One arm might have a rake, one arm might have a rope, one arm might have an image of an awakened Buddha, one arm might have an iPhone, one arm might have another app. And these thousands of arms have different kinds of tools. And it’s said that if you want to really put love in action or compassion into action, you need many kinds of tools. So when you go to temples where the centerpiece of the temple is a Bodhisattva, or is Guanyin, or a Kannon, you see an image of a woman or a man with a thousand arms.
I think about this in my life: what does it mean to have tools of compassion? It seems, in my life, having tools of compassion has everything to do with my own woundedness. To be able to take places where I’ve been wounded and recognize that instead of seeing those wounds or those scars as kind of places that hold me back or stop me, maybe my woundedness is also a tool for connecting with others.
What if I can use the ways that I’ve been scarred? What if we can use the ways that we’ve been wounded? As the springboard for action? What if our wounds are actually tools. What if somebody who suffered from an eating disorder, or someone who suffered from depression, or someone who suffers from anxiety, recognizes that the way they work with their anxiety, the way their practices help them overcome depression -- what if they see that that process of working with their woundedness actually gives them real tools to take positive and creative action in the world?
In a way, this is what the Bodhisattva represents with all her arms, and with every hand, in all her different tools: is taking the places we’ve been wounded and using those wounds to become real tools for real action.
That’s how it works at an individual level. We all know that when we’re wounded, if we see our wounds as positive, it allows us to connect with others who have the same wounds.

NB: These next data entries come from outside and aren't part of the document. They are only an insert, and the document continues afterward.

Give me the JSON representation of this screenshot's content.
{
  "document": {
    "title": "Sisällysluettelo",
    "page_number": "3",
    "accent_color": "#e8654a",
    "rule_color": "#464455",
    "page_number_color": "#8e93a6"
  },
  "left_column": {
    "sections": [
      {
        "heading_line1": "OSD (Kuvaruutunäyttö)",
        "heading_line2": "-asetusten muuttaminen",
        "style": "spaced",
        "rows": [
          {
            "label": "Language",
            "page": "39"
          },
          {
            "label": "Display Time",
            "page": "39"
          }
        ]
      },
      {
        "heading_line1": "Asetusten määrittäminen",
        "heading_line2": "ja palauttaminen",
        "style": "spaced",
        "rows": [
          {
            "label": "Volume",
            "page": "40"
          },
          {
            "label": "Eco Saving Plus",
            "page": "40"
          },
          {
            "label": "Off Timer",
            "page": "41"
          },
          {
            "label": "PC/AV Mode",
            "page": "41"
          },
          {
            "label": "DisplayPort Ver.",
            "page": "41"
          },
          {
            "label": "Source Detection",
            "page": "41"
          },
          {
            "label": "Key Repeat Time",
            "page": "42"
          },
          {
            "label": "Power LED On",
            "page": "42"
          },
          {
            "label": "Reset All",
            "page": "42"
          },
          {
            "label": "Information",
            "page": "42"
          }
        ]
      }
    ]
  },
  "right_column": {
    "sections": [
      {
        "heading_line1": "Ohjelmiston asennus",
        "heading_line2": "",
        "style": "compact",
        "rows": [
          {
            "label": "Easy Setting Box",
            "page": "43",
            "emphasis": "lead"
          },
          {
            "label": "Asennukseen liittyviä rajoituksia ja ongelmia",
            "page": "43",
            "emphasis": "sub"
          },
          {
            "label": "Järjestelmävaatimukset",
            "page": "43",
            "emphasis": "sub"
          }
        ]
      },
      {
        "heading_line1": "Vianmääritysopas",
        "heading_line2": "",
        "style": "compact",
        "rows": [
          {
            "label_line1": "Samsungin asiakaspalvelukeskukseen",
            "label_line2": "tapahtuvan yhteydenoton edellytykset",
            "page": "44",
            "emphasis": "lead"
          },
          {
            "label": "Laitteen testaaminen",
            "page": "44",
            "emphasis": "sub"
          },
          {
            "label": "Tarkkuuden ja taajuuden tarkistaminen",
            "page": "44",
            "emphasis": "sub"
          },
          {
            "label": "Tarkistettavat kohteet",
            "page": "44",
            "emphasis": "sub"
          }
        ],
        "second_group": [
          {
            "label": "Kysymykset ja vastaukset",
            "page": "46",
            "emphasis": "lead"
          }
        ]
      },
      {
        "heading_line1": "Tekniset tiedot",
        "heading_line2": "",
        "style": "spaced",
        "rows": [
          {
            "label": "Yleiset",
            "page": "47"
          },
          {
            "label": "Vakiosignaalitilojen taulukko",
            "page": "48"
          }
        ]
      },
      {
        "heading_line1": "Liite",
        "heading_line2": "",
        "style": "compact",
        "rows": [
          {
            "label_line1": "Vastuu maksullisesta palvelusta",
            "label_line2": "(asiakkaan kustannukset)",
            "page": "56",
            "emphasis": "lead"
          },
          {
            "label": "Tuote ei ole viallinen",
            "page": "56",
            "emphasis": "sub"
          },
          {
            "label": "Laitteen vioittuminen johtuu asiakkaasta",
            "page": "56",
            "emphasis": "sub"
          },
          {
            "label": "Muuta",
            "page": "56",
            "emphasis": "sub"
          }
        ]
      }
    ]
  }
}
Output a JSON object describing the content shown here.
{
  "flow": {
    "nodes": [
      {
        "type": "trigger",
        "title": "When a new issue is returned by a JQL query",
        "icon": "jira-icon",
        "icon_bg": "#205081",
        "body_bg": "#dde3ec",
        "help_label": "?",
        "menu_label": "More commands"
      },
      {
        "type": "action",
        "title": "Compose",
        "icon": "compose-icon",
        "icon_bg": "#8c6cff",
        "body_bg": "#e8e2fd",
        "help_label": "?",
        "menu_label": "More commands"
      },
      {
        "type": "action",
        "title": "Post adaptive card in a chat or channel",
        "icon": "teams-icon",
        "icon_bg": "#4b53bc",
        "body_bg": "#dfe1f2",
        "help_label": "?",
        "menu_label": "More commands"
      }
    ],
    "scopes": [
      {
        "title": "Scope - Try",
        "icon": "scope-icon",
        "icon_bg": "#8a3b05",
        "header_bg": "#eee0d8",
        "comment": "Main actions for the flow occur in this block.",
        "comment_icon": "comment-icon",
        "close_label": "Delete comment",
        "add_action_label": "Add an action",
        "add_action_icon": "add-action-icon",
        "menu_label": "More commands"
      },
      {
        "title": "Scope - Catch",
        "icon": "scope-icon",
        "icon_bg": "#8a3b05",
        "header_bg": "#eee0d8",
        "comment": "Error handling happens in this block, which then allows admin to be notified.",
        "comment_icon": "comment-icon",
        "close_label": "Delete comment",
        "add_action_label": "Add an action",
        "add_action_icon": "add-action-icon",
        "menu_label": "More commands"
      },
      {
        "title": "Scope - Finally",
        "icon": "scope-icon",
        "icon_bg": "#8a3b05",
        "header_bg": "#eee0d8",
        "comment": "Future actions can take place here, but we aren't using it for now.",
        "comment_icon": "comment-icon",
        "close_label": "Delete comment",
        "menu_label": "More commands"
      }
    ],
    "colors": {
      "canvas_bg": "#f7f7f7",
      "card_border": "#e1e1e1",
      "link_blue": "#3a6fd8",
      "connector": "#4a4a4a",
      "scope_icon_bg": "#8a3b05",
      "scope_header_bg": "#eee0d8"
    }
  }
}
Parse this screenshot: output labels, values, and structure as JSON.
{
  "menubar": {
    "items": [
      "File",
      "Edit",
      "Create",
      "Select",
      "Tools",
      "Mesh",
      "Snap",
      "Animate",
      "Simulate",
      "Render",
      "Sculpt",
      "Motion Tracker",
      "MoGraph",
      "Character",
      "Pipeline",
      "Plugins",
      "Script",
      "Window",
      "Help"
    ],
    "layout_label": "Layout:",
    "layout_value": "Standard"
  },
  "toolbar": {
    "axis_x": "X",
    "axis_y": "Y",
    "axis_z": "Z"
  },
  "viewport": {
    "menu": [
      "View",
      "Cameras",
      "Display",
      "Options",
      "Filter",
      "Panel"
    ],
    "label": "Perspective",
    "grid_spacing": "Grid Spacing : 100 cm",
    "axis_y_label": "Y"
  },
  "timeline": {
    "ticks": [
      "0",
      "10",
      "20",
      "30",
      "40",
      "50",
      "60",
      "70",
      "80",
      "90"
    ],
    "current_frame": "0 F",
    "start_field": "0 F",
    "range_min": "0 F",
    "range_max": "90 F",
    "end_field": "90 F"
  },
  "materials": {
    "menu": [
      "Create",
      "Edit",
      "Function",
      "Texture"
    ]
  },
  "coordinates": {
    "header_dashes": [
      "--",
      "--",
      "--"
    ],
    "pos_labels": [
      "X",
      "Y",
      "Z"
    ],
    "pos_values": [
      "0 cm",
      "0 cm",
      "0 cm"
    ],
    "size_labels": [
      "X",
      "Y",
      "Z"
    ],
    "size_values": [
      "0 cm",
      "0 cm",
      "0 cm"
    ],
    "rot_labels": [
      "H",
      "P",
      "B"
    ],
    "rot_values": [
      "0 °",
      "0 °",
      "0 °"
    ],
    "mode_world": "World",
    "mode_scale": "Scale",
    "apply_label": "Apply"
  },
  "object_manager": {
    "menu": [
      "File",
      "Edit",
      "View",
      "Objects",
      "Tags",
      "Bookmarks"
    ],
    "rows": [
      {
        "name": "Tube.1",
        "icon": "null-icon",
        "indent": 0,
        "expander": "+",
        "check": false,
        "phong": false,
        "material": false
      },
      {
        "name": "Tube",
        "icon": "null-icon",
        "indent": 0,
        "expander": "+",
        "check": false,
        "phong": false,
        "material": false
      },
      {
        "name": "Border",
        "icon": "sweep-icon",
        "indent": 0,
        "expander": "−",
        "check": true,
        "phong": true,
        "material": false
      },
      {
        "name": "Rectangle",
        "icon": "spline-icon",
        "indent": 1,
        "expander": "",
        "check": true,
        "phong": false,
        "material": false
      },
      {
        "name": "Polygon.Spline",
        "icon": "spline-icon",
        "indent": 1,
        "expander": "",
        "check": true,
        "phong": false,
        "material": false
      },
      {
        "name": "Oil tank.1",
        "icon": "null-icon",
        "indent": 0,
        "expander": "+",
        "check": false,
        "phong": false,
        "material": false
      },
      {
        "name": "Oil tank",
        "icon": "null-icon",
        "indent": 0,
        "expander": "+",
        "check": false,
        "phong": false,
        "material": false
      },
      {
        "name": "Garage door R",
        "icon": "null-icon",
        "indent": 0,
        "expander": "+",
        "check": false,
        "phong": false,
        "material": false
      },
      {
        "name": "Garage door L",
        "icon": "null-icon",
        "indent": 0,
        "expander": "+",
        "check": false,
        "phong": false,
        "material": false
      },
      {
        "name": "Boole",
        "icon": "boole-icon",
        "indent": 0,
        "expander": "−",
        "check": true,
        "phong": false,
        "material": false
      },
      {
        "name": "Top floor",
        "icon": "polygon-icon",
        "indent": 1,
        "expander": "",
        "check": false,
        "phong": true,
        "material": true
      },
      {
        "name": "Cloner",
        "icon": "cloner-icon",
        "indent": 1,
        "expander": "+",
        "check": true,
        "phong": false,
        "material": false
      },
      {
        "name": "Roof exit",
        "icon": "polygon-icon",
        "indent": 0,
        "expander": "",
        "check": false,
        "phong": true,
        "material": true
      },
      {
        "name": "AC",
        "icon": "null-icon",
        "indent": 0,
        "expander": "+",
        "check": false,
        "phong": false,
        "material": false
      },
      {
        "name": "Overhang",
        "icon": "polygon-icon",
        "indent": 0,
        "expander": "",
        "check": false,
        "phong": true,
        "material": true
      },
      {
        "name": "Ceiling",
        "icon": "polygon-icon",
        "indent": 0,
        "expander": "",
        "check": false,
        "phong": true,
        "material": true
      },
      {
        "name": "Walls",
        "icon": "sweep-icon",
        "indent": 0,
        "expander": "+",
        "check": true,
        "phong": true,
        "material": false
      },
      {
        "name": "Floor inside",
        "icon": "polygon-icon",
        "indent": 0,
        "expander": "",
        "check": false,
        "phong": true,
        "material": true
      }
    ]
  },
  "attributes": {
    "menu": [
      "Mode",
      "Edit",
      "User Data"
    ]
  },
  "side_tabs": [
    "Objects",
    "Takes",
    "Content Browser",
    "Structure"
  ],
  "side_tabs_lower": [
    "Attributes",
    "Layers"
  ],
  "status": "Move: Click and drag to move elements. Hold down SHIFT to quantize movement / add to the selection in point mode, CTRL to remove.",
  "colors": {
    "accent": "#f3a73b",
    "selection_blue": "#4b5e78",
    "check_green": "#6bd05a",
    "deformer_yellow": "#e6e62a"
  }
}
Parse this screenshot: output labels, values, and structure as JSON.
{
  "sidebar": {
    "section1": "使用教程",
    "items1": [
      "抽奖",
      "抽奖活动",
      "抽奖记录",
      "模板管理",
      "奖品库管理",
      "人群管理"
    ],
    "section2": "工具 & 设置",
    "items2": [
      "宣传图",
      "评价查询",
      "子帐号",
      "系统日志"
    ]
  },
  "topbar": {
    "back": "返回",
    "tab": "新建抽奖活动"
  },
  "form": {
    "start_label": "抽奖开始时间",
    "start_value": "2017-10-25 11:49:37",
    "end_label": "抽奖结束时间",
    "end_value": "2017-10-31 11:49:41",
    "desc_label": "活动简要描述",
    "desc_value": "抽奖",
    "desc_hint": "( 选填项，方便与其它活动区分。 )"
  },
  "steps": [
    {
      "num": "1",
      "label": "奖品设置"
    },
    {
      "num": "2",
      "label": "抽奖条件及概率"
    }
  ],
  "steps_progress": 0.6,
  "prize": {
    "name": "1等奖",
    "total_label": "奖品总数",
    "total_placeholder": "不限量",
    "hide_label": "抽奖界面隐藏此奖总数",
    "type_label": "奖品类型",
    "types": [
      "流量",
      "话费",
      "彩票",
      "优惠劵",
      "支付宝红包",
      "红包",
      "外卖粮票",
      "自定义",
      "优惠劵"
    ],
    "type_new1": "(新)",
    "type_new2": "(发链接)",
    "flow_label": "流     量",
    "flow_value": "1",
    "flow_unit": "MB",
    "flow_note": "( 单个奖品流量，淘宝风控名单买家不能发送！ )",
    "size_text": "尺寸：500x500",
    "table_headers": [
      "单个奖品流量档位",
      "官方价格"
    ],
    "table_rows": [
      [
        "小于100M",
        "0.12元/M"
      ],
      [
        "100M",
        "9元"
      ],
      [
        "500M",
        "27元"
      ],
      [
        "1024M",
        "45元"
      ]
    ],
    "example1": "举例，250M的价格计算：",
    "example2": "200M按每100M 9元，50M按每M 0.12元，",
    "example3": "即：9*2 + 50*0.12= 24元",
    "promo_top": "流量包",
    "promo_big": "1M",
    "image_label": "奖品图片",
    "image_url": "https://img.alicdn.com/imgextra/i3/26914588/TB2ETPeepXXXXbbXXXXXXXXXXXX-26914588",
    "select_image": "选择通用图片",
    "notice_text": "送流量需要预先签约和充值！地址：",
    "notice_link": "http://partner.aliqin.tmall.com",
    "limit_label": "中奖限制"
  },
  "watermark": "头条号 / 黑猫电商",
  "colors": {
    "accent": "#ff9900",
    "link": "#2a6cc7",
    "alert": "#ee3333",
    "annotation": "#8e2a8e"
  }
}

But what about this at a collective level? What if we look at the situation in our rivers? What if we look at the shadow side of nuclear power? What if we really see what we’re doing to the environment, and the disparity in our economic system, and we see this kind of woundedness, and we open to the suffering in what we’re doing, and the suffering we all cause, and instead of being overwhelmed by it, we see it as a place to take action? We see our woundedness as a tool and we’re able to use those tools to effect positive change. Anybody who has an answer for the complexity of our problems right now isn’t telling the truth. There is no one answer that’s going to solve our problems right now. We all need to look deeply at our woundedness and from that woundedness, take action."